PDBsum entry 2lwp

Apoptosis

PDB id: 2lwp

Contents

Protein chain

97 a.a.

PDB id:

2lwp

Name:

Apoptosis

Title:

The nmr solution structure of the the ubiquitin homology domain of mouse bag-1

Structure:

Bag family molecular chaperone regulator 1. Chain: a. Synonym: bag-1, bcl-2-associated athanogene 1. Engineered: yes

Source:

Mus musculus. Mouse. Organism_taxid: 10090. Gene: bag1. Expressed in: escherichia coli. Expression_system_taxid: 562.

NMR struc:

18 models

Authors:

H.Huang,C.Yu

Key ref:

H.W.Huang and C.Yu (2013). The NMR solution structure of the ubiquitin homology domain of Bcl-2-associated athanogene 1 (BAG-1-UBH) from Mus musculus. Biochem Biophys Res Commun, 431, 86-91. PubMed id: 23277101

Date:

05-Aug-12 Release date: 19-Jun-13

Protein chain

Q60739  (BAG1_MOUSE) -  BAG family molecular chaperone regulator 1 from Mus musculus

Seq: 355 a.a.

Struc: 97 a.a.

Enzyme reactions

• Enzyme class: E.C.?

Biochem Biophys Res Commun 431:86-91 (2013)

PubMed id: 23277101

The NMR solution structure of the ubiquitin homology domain of Bcl-2-associated athanogene 1 (BAG-1-UBH) from Mus musculus.

H.W.Huang, C.Yu.

ABSTRACT

BAG-1 (Bcl-2-associated athanogene 1), a multifunctional anti-apoptotic protein known to interact with various cellular proteins, was isolated using its interaction with the anti-apoptotic protein, Bcl-2. A 97-amino acid segment that includes the ubiquitin homology (UBH) domain of mouse BAG-1 (mBAG-1) interacts with a peptide corresponding to the cytoplasmic tail (CT) domain of proHB-EGF. This protein-peptide interaction is likely to have functional significance, as the two species exhibit a synergistic cytoprotective effect.
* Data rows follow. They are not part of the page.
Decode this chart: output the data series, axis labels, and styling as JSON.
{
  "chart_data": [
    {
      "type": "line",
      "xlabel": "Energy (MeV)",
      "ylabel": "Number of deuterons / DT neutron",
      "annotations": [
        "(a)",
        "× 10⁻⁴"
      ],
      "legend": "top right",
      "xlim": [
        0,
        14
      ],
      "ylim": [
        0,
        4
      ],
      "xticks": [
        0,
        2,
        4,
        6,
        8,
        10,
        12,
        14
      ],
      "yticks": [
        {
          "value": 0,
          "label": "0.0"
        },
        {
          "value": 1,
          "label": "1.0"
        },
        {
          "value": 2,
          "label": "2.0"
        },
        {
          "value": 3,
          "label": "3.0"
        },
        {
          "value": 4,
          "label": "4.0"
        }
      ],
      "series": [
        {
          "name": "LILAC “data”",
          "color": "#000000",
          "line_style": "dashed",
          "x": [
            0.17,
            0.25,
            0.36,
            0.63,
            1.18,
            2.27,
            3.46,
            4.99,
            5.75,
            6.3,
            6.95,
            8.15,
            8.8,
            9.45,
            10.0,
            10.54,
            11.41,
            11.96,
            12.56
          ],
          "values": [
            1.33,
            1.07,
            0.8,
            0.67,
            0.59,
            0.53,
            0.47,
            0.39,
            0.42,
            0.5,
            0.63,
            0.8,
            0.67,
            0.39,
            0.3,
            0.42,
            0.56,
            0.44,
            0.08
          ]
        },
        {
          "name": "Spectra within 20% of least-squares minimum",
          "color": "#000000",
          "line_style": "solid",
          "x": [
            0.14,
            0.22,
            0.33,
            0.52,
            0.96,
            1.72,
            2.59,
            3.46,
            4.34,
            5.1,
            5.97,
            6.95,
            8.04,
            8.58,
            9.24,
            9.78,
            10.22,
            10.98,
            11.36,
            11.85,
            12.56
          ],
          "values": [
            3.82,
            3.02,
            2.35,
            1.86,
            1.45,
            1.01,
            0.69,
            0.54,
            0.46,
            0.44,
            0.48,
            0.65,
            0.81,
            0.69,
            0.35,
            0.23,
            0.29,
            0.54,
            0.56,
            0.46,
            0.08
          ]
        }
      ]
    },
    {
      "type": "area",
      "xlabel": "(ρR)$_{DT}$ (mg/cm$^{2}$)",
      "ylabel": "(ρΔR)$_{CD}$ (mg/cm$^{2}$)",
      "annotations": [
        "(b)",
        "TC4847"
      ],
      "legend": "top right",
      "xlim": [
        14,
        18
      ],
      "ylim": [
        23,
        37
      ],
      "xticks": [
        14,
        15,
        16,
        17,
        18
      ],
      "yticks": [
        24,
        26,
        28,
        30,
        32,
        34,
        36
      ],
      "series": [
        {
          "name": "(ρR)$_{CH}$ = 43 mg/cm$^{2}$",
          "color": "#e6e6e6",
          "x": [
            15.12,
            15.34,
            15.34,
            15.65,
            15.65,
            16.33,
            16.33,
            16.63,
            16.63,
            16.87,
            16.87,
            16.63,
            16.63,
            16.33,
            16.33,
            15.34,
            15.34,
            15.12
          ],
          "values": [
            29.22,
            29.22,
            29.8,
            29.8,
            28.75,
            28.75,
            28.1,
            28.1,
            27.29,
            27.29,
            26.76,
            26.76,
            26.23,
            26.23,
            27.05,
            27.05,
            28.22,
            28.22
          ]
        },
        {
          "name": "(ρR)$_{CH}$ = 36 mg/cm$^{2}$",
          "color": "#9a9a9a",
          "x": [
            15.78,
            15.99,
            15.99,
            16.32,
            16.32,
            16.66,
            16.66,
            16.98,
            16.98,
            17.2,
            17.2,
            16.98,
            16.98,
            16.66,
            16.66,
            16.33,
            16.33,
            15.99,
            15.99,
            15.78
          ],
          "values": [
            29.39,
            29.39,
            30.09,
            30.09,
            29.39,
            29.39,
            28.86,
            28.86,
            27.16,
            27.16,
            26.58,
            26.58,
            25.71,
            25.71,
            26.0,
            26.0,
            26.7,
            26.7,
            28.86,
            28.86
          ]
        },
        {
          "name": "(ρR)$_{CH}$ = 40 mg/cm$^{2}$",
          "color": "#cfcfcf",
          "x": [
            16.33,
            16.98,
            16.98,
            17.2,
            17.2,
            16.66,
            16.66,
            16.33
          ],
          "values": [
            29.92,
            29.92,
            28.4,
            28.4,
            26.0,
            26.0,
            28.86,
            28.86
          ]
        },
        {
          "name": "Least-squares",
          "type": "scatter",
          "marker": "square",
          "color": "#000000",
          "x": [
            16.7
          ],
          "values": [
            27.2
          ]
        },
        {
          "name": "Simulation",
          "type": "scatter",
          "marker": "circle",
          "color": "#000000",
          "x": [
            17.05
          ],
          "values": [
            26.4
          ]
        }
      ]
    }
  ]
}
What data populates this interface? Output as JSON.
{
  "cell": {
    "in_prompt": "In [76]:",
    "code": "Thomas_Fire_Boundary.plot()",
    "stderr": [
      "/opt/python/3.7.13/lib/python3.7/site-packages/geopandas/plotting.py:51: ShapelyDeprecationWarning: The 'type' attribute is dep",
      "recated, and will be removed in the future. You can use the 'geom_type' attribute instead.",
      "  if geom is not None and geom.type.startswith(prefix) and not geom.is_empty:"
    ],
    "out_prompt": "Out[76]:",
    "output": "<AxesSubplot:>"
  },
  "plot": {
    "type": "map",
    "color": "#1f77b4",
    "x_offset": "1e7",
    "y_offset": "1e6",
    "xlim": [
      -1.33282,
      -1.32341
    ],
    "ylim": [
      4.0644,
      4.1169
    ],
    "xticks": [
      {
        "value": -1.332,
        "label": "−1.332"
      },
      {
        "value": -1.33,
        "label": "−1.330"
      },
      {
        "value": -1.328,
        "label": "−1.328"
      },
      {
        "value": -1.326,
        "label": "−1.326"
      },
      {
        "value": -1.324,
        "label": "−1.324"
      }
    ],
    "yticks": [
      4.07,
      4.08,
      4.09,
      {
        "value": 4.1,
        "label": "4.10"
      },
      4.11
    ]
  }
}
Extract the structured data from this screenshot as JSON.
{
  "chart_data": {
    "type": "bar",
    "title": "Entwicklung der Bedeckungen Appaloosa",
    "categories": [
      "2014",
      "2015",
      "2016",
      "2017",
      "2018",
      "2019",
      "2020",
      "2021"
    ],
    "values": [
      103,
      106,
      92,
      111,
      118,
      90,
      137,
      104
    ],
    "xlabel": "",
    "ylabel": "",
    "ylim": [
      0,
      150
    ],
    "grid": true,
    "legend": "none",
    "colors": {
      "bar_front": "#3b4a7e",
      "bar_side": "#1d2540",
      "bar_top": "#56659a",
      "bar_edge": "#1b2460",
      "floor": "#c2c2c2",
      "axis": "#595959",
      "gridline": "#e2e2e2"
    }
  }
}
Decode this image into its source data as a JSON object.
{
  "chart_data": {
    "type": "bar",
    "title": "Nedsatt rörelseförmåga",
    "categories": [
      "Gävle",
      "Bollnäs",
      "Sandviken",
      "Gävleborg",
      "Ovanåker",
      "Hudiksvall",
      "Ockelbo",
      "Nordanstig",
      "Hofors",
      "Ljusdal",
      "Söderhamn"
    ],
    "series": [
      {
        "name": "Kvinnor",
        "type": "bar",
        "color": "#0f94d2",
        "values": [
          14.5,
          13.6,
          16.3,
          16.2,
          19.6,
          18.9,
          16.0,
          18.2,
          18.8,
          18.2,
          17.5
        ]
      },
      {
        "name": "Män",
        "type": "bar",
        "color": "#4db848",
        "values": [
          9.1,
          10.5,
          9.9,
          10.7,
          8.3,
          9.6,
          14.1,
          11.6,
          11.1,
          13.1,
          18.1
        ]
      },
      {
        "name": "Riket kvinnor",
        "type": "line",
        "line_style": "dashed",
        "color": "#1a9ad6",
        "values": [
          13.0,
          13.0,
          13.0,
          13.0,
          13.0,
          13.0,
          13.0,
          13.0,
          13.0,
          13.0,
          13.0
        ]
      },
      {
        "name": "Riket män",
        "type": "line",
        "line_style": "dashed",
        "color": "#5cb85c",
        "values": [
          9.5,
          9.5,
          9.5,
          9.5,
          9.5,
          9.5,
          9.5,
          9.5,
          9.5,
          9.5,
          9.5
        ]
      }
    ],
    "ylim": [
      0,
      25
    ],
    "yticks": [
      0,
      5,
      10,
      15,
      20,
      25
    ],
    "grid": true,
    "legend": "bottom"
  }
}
In this study, we determined the solution structure of mBAG-1-UBH and investigated its interaction with the proHB-EGF-CT peptide using isothermal titration calorimetry and NMR spectroscopy. The solution structure of mBAG-1-UBH was shown to be similar to the previously reported structure of hBAG-1-UBH (PDB code 1WXV). However, their electrostatic potential maps demonstrated some differences in the UBH motifs that may be important for protein-peptide interaction. An NMR titration experiment demonstrated that residues 23-26 and residues 89-94 of mBAG-1-UBH are important for its molecular interaction with the peptide proHB-EGF-CT. BAG-1-UBH shares some biological functions with ubiquitin including the formation of polyubiquitin chain and the proteasomal protein degradation. The unique cytoprotective activity suggests mBAG-1-UBH to be an interesting ubiquitin-like protein with distinct biological functions. Here, we first reported the solution structure of mBAG-1-UBH and the growth factor precursor-interacting motif on the protein. For detail understanding about the binding interface and the mechanism of interaction, the study on mBAG-1-UBH/proHB-EGF-CT complex structure is necessary.